Drawing upon these research conclusions, the following policy recommendations are proposed for the “15th Five-Year Plan” period to promote the coordinated development of e-commerce development levels and GTFP within China’s eight urban agglomerations:

  1. (1)

    Formulate differentiated development strategies. Given the differences in the coupling coordination degrees of the two systems in different urban agglomerations, the government should formulate differentiated development policies to promote the balanced development of the region. Each urban agglomeration should formulate different development orientations and development strategies according to its own resource endowment and development potential. For example, BTH can build intelligent and green e-commerce demonstration highlands.
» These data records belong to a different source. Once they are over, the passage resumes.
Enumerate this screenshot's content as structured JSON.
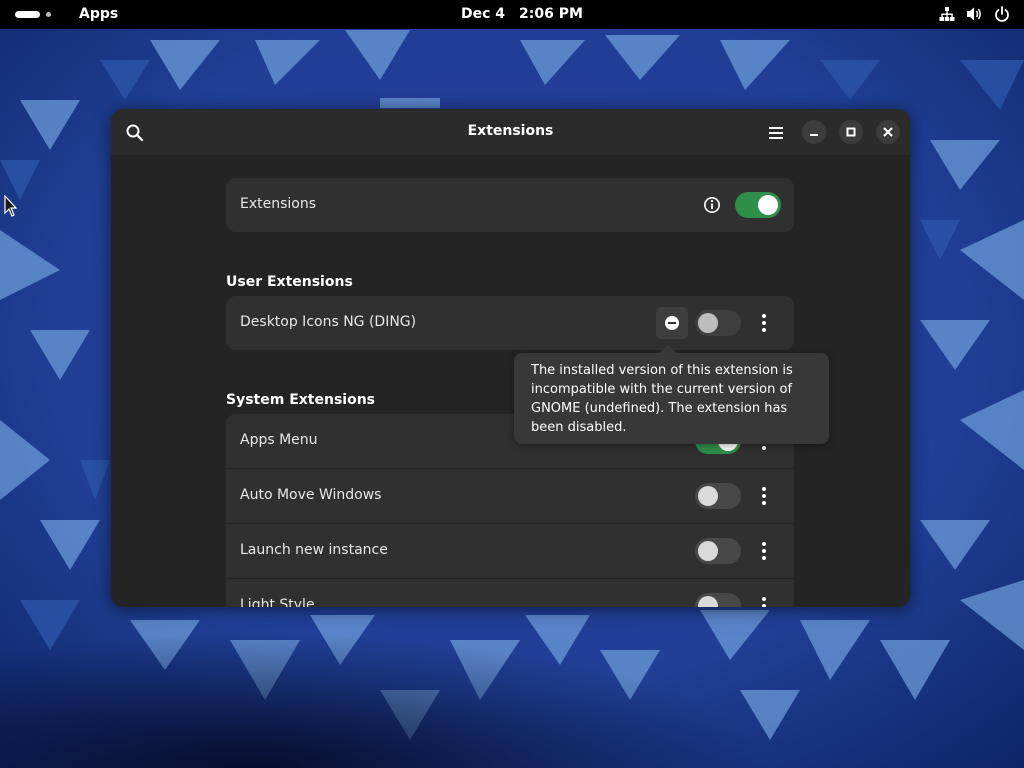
{
  "topbar": {
    "apps_label": "Apps",
    "date": "Dec 4",
    "time": "2:06 PM",
    "tray_icons": [
      "network-icon",
      "volume-icon",
      "power-icon"
    ]
  },
  "window": {
    "title": "Extensions",
    "main_toggle": {
      "label": "Extensions",
      "enabled": true
    },
    "user_extensions": {
      "title": "User Extensions",
      "items": [
        {
          "name": "Desktop Icons NG (DING)",
          "enabled": false,
          "error": true
        }
      ]
    },
    "tooltip": "The installed version of this extension is incompatible with the current version of GNOME (undefined). The extension has been disabled.",
    "system_extensions": {
      "title": "System Extensions",
      "items": [
        {
          "name": "Apps Menu",
          "enabled": true
        },
        {
          "name": "Auto Move Windows",
          "enabled": false
        },
        {
          "name": "Launch new instance",
          "enabled": false
        },
        {
          "name": "Light Style",
          "enabled": false
        }
      ]
    }
  },
  "colors": {
    "toggle_on": "#2f8f4a",
    "window_bg": "#242424",
    "card_bg": "#303030",
    "tooltip_bg": "#383838"
  }
}
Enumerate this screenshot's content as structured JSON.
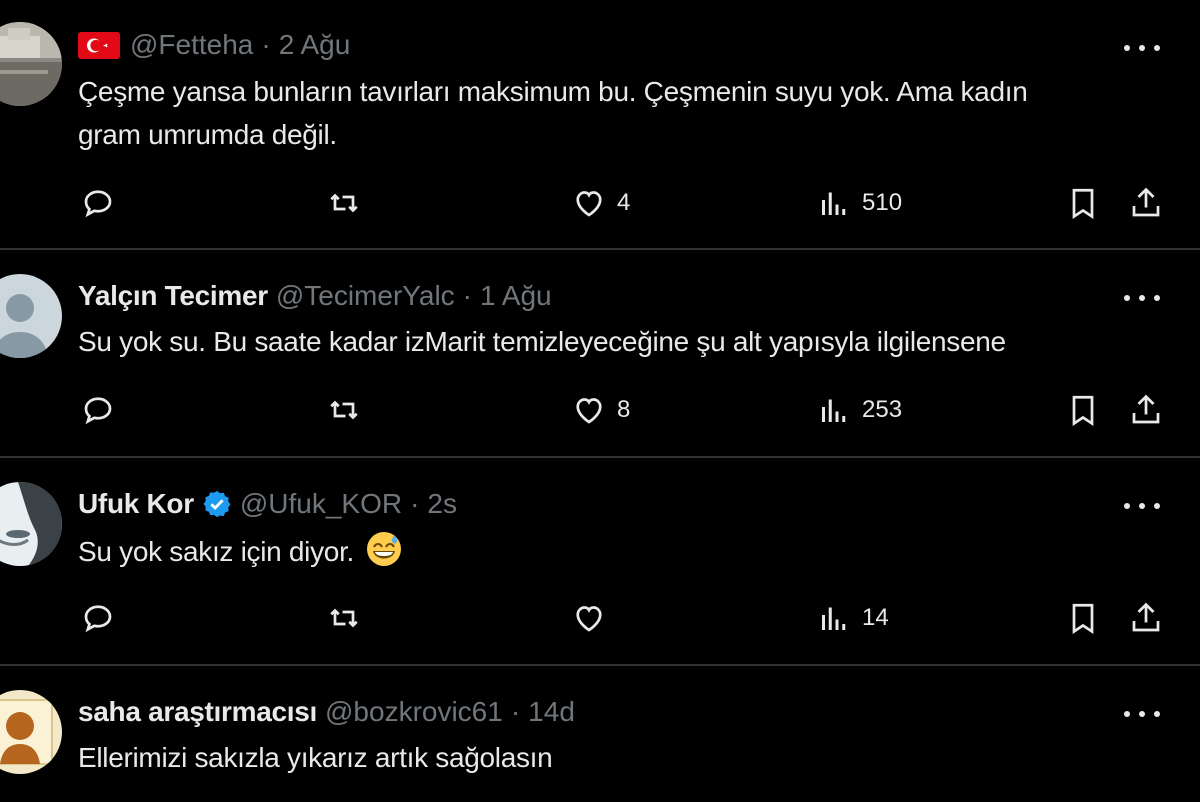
{
  "tweets": [
    {
      "name": "",
      "handle": "@Fetteha",
      "time": "2 Ağu",
      "text": "Çeşme yansa bunların tavırları maksimum bu. Çeşmenin suyu yok. Ama kadın gram umrumda değil.",
      "replies": "",
      "retweets": "",
      "likes": "4",
      "views": "510"
    },
    {
      "name": "Yalçın Tecimer",
      "handle": "@TecimerYalc",
      "time": "1 Ağu",
      "text": "Su yok su. Bu saate kadar izMarit temizleyeceğine şu alt yapısyla ilgilensene",
      "replies": "",
      "retweets": "",
      "likes": "8",
      "views": "253"
    },
    {
      "name": "Ufuk Kor",
      "handle": "@Ufuk_KOR",
      "time": "2s",
      "text": "Su yok sakız için diyor.",
      "replies": "",
      "retweets": "",
      "likes": "",
      "views": "14"
    },
    {
      "name": "saha araştırmacısı",
      "handle": "@bozkrovic61",
      "time": "14d",
      "text": "Ellerimizi sakızla yıkarız artık sağolasın"
    }
  ],
  "icons": {
    "reply": "reply-icon",
    "retweet": "retweet-icon",
    "like": "heart-icon",
    "views": "views-icon",
    "bookmark": "bookmark-icon",
    "share": "share-icon",
    "more": "more-icon",
    "verified": "verified-badge-icon",
    "flag": "turkey-flag-icon",
    "emoji": "grinning-sweat-emoji-icon"
  },
  "colors": {
    "background": "#000000",
    "text": "#e7e9ea",
    "secondary": "#71767b",
    "divider": "#2f3336",
    "verified": "#1d9bf0",
    "flag": "#e30a17"
  }
}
The YRD should focus on deepening the integration of e-commerce and manufacturing and building a smart supply chain. MRYR can focus on building a green e-commerce logistics system. By tapping the potential of cultural e-commerce, GP should promote the integration of culture and tourism, and promote the improvement of urban GTFP.

  2. (2)

    Using the convergence effect to promote the balanced development of urban agglomerations. On the one hand, administrative barriers should be broken to build a collaborative development network. The administrative boundaries of urban agglomerations can be effectively weakened by establishing a helping mechanism. Promote the flow of e-commerce resources and green development resources from developed urban agglomerations to less developed areas. Finally, we will promote the balanced development of urban agglomerations. On the other hand, we should improve the institutional framework and lay a solid foundation for cooperation. A combination of legal, policy, economic, and social means should be comprehensively used to balance the internal and external interests of various urban clusters, and provide effective institutional guarantees and constraints for cross-city e-commerce cooperation and urban green transformation and upgrading at the institutional level.

  3. (3)

    Build a sound incentive mechanism. Set up an urban e-commerce development fund, focusing on supporting the modernization and upgrading of e-commerce infrastructure in urban agglomerations with low coupling and coordination degrees, such as HC and GP, to create a more efficient and convenient operation environment for e-commerce enterprises. Further, improve the intellectual property rights system in the field of green development, encourage and protect the achievements of urban green scientific and technological innovation, and promote the green transformation and development of cities; Build a diversified sharing platform for government, industry, education, and research, and encourage cities to share excellent experience and advanced technologies in e-commerce development and GTFP improvement across urban clusters.